Da wurde ihm siedendheiß und kalt zugleich. Er erinnerte sich plötzlich, wie er sich durch einen Sprung in den Straßengraben gerettet hatte – und zeitgleich war er auch der Fahrer gewesen. Hatte das etwas zu bedeuten? Paul öffnete langsam den Mund, als ob er etwas sagen wollte, schloss ihn aber wieder und starrte in die Kaffeetasse, als stände die Antwort darin. Mit einem Mal sprang er wie von der Tarantel gestochen auf; in seinen Augen lag blankes Entsetzen. Im Hinterkopf registrierte er, dass seine Hand schmerzte, weil der heiße Kaffee, den er eben umgeschmissen hatte, darüber gelaufen war.

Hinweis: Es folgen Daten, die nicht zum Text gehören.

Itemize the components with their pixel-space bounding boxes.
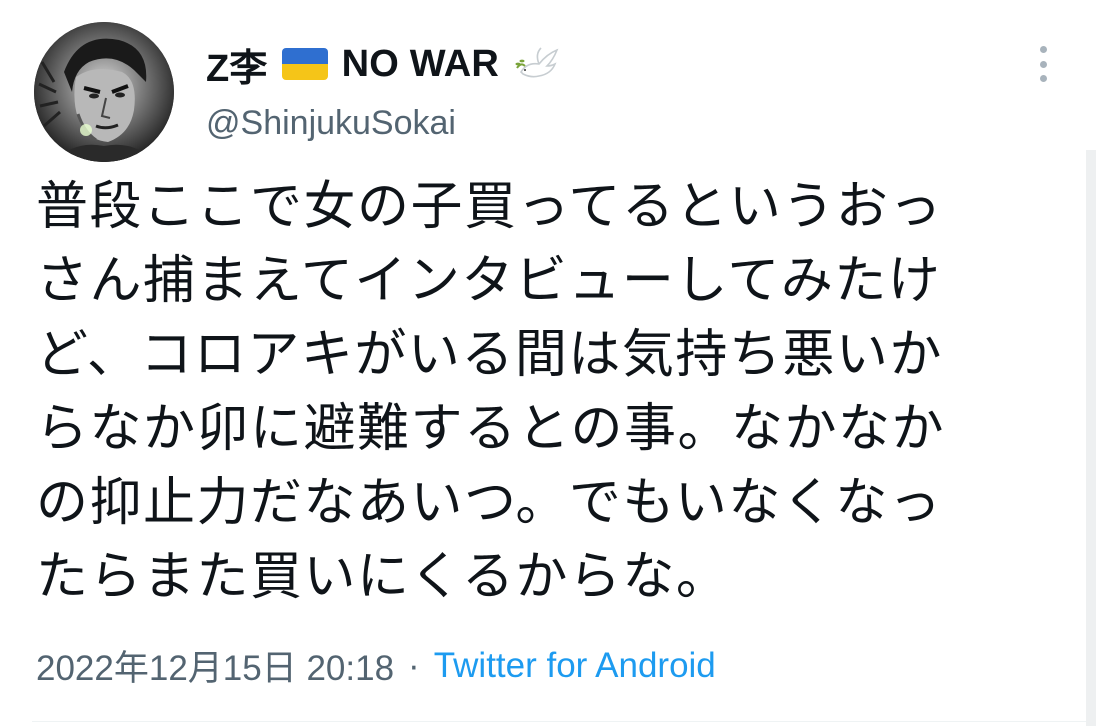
tweet-text-line: ど、コロアキがいる間は気持ち悪いか — [36, 325, 943, 385]
tweet-meta: 2022年12月15日 20:18 · Twitter for Android — [36, 640, 716, 691]
ukraine-flag-icon — [281, 48, 328, 80]
avatar[interactable] — [34, 22, 174, 162]
avatar-portrait-icon — [34, 22, 174, 162]
tweet-text-line: 普段ここで女の子買ってるというおっ — [36, 177, 943, 237]
tweet-text-line: たらまた買いにくるからな。 — [36, 547, 730, 607]
divider — [32, 721, 1086, 722]
tweet-text-line: らなか卯に避難するとの事。なかなか — [36, 399, 945, 459]
tweet-text-line: さん捕まえてインタビューしてみたけ — [36, 251, 942, 311]
display-name-suffix[interactable]: NO WAR — [342, 43, 499, 86]
tweet-text-line: の抑止力だなあいつ。でもいなくなっ — [36, 473, 943, 533]
tweet-text: 普段ここで女の子買ってるというおっ さん捕まえてインタビューしてみたけ ど、コロ… — [36, 170, 1056, 614]
user-handle[interactable]: @ShinjukuSokai — [206, 104, 456, 143]
tweet-source-link[interactable]: Twitter for Android — [434, 646, 716, 686]
tweet-card: Z李 NO WAR @ShinjukuSokai 普段ここで女の子買ってるという… — [0, 0, 1096, 726]
scrollbar-track[interactable] — [1086, 150, 1096, 726]
display-name[interactable]: Z李 — [206, 37, 268, 92]
dove-icon — [513, 44, 559, 84]
tweet-timestamp[interactable]: 2022年12月15日 20:18 — [36, 640, 394, 691]
meta-separator: · — [408, 645, 420, 685]
more-options-icon[interactable] — [1030, 46, 1056, 82]
display-name-row[interactable]: Z李 NO WAR — [206, 38, 559, 90]
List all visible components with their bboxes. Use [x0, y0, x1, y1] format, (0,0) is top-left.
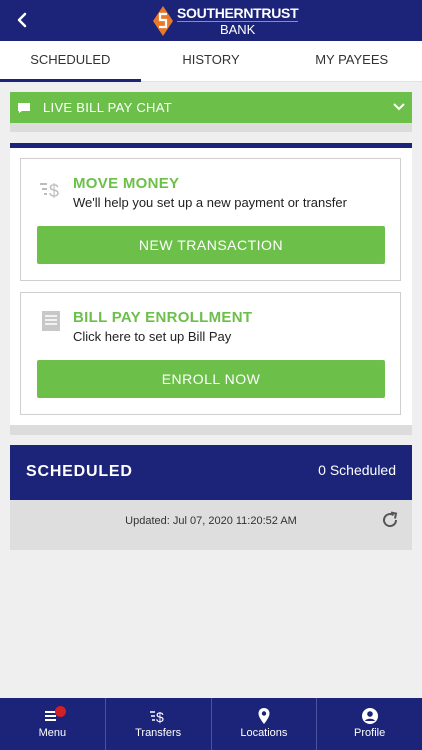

Wie von Sinnen sauste er aus der Küche und hastete den Flur entlang auf die Terrasse. Mit einem mächtigen Satz sprang er über die Hecke und kam neben dem Kotflügel seines Wagens zum Stehen. Der Sprint war ihm gehörig auf die Puste gegangen, und er musste erstmal verschnaufen. Aber sein Gehirn lief weiter auf vollen Touren. Es malte sich die schlimmsten Dinge aus. Was, wenn er jemanden angefahren hatte? Ihn verkrüppelt hatte? Seine Nackenhaare richteten sich auf. Vielleicht lebte dieser Jemand ja noch …? Vielleicht lag er ja noch schwerverletzt, blutend und mit gebrochenen Gliedern im Straßengraben …? Unentdeckt …? Noch immer auf Rettung hoffend, während er qualvoll und einsam starb …?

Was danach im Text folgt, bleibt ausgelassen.